Informant: This is a legend I have been hearing since I was a child. It is called “La Llorona.” Most people think this is a Mexican legend, and maybe it did originate from there but I heard it from my Venezuelan friends and family. The legend basically says that there was this woman from a rural area who married a rich man. When her husband leaves her for another woman, she drowns her two children in the river near their house. Immediately after killing them, she feels such a strong sense of guilt that she kills herself. Legend has it that at night you can hear her crying “mis hijos, mis hijos,”  which basically translates to “my children, my children.” My friends and I used to tell this legend at parties and sleepovers, sort of like a horror story we used to entertain each other with. As a kid, I was always frightened by it, especially because of the imagery that went along with the legend. So, for example, the version I heard always included the woman, or La Llorona, dressed all in white and walking around the streets stealing children to replace the ones she lost. This legend was a really big part of my childhood and a great story that always got my friends and me feeling scared. 
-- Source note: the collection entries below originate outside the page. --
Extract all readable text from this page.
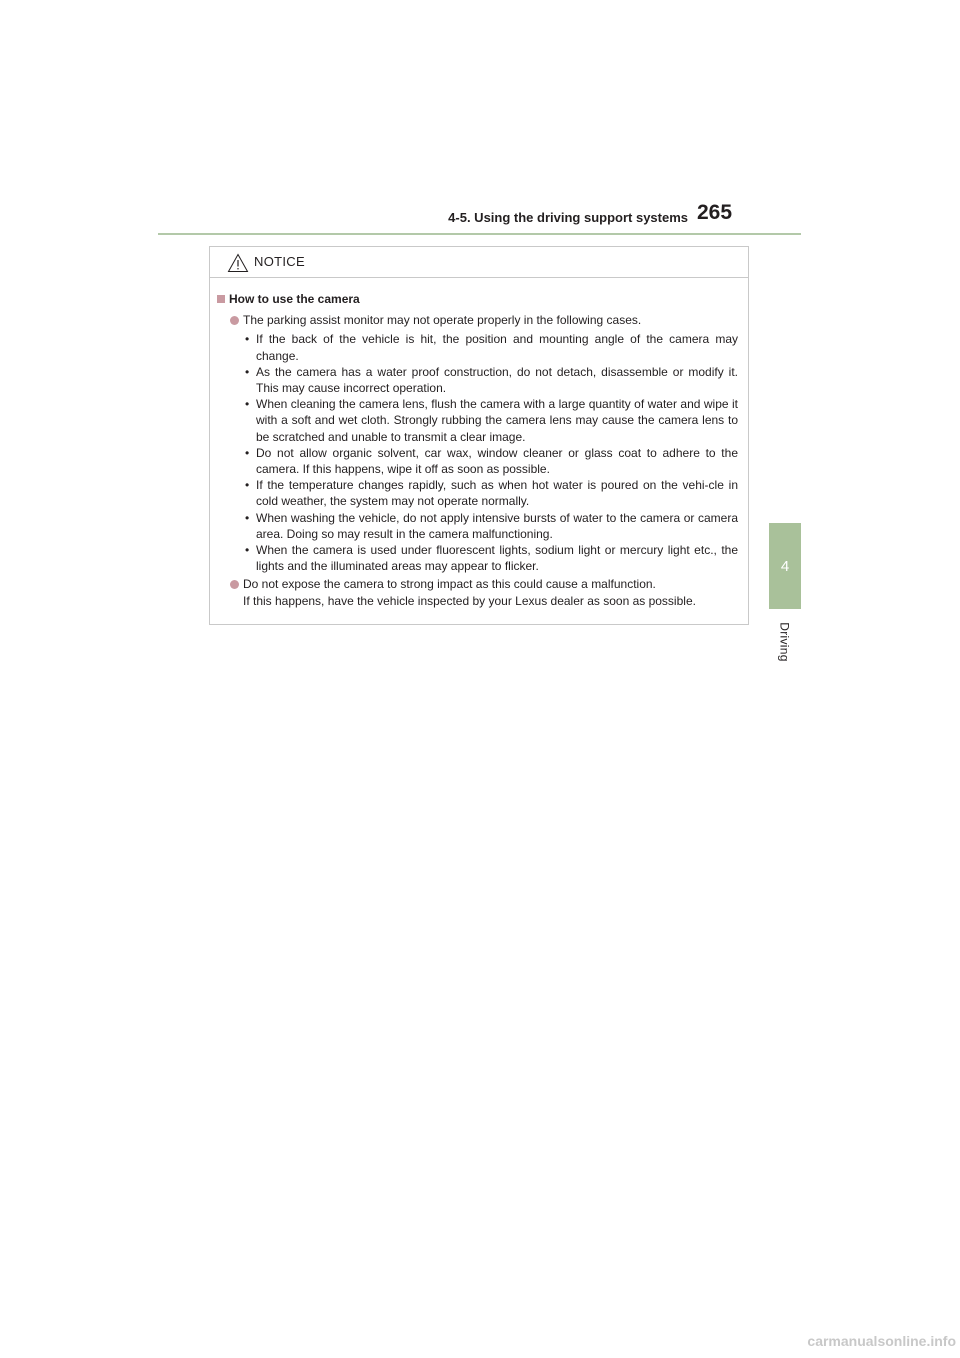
4-5. Using the driving support systems 265
4
Driving
NOTICE
How to use the camera
The parking assist monitor may not operate properly in the following cases.
• If the back of the vehicle is hit, the position and mounting angle of the camera may change.
• As the camera has a water proof construction, do not detach, disassemble or modify it. This may cause incorrect operation.
• When cleaning the camera lens, flush the camera with a large quantity of water and wipe it with a soft and wet cloth. Strongly rubbing the camera lens may cause the camera lens to be scratched and unable to transmit a clear image.
• Do not allow organic solvent, car wax, window cleaner or glass coat to adhere to the camera. If this happens, wipe it off as soon as possible.
• If the temperature changes rapidly, such as when hot water is poured on the vehi-cle in cold weather, the system may not operate normally.
• When washing the vehicle, do not apply intensive bursts of water to the camera or camera area. Doing so may result in the camera malfunctioning.
• When the camera is used under fluorescent lights, sodium light or mercury light etc., the lights and the illuminated areas may appear to flicker.
Do not expose the camera to strong impact as this could cause a malfunction.
If this happens, have the vehicle inspected by your Lexus dealer as soon as possible.
carmanualsonline.info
This was extremely interesting for me to hear because I’m Mexican and I thought than this legend was only told in Mexico. The fact that Paula is from Venezuela and grew up listening to the same legend took me a little bit by surprise. It also made me wonder if the legend of La Llorona is more of a Latin America tale rather than just a Mexican one. I can completely relate to Paula hearing the story from her friends and family and using it as a form of entertainment at social gatherings. I can also see how this legend would be used to instil fear into children and why it would be so fun to tell it as a little kid.

The story itself is really interesting and gets at the root of a lot of social interactions in Latin societies. The fact that it is about a woman who goes crazy after her husband cheats on her demonstrates the machista approach taken by most Latin societies. Basically, this implies that women need men in their lives in order to stay sane. It also demonstrates how women in Latin societies often grow up with the notion that in order to be happy their husband must be loyal to them; in other words, women cannot have a happy life without a husband. It is very intriguing that this story is mostly told among children. Its hidden meaning works as a form of unconsciously telling children what is valued in society and what is not.